Can I validate JSON5 or JSONC (JSON with comments)?

Not directly. This tool uses the browser's strict JSON.parse, which follows RFC 8259, comments, trailing commas, single quotes and unquoted keys are syntax errors. If your input is JSON5 (json5.org, Aseem Kishore 2012, maintained by Jordan Tucker) or VS Code's JSONC, install the json5 npm package or the jsonc-parser package, convert to strict JSON, then validate. The "Fix common issues" pass handles a subset of the differences but is not a full JSON5 / JSONC parser.

Is there a size limit?

No hard limit, but the browser's JSON.parse loads the entire document into memory as a single object tree. Tens of thousands of lines work comfortably; multi-gigabyte log dumps will exhaust memory. For very large JSON, run a streaming parser like clarinet (Marak Squires) or Oboe.js (Jim Higson, 2013), or use jq --stream at the command line, which can process arbitrary-size documents without ever loading the whole thing.

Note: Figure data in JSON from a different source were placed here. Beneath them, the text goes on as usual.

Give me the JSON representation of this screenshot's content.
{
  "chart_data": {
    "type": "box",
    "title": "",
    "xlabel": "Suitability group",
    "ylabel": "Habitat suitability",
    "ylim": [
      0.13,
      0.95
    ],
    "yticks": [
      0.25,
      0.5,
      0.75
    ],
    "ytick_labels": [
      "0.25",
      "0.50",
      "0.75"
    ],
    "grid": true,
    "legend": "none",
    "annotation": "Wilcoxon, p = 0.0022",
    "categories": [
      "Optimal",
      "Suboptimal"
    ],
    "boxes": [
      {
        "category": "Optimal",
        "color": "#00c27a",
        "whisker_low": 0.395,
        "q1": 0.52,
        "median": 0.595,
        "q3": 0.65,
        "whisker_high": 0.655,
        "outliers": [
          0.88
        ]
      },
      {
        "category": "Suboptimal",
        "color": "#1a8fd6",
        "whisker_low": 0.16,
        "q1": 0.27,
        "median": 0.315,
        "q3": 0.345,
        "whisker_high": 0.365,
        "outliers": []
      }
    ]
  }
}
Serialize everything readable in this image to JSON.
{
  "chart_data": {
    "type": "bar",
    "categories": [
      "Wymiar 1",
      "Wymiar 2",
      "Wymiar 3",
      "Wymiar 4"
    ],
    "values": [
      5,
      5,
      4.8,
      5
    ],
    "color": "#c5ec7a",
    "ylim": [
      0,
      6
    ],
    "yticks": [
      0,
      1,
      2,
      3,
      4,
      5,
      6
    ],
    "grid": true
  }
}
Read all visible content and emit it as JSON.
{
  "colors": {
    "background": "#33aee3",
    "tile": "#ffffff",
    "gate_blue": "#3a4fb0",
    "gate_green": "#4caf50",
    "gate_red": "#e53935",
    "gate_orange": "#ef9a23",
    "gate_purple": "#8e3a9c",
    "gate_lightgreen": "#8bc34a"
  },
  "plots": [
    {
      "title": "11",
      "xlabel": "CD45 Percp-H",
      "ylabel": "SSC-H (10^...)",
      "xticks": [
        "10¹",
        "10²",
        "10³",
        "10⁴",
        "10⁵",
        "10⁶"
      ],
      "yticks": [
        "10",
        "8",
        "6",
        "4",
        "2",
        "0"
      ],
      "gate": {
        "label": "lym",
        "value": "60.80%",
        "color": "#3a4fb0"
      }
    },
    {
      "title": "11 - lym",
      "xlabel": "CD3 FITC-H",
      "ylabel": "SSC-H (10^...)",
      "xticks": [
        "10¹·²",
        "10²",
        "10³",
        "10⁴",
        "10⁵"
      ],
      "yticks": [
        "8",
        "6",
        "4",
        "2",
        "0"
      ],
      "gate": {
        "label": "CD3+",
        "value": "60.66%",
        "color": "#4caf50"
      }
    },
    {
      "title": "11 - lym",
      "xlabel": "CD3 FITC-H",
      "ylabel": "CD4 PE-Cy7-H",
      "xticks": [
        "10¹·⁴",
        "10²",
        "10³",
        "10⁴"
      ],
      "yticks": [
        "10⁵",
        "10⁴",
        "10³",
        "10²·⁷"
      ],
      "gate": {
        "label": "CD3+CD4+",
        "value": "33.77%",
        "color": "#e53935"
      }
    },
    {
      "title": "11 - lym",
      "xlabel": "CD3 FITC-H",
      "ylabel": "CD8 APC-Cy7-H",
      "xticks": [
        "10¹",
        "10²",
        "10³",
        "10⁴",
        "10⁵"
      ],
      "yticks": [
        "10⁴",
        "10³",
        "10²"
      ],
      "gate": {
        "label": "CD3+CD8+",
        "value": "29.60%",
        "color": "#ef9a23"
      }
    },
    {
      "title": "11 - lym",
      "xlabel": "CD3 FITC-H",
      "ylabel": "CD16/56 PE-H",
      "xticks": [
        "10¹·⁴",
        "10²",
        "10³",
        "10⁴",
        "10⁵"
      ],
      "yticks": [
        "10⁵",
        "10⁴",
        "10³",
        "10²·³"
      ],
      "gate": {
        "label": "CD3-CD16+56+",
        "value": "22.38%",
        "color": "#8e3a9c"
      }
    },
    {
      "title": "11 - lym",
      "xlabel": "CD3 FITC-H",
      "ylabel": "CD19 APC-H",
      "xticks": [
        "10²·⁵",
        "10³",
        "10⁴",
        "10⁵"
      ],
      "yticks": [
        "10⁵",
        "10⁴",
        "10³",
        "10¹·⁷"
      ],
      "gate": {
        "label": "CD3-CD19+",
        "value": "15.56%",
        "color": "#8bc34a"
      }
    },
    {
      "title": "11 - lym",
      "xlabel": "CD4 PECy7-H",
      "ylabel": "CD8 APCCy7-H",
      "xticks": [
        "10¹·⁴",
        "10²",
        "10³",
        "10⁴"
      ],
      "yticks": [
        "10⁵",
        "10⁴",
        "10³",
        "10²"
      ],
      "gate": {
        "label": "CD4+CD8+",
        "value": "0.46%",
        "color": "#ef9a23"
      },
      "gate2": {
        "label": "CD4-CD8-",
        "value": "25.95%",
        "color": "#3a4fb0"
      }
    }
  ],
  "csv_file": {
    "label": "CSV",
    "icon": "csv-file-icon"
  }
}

Are my JSON documents uploaded?

No. JSON.parse runs in your browser via JavaScript. The pasted document never crosses the network, verify in DevTools' Network tab while you click Validate, or take the page offline after it loads and confirm the tool still works. Safe for validating webhook payloads with secrets, API responses with auth headers, or configuration files with database credentials.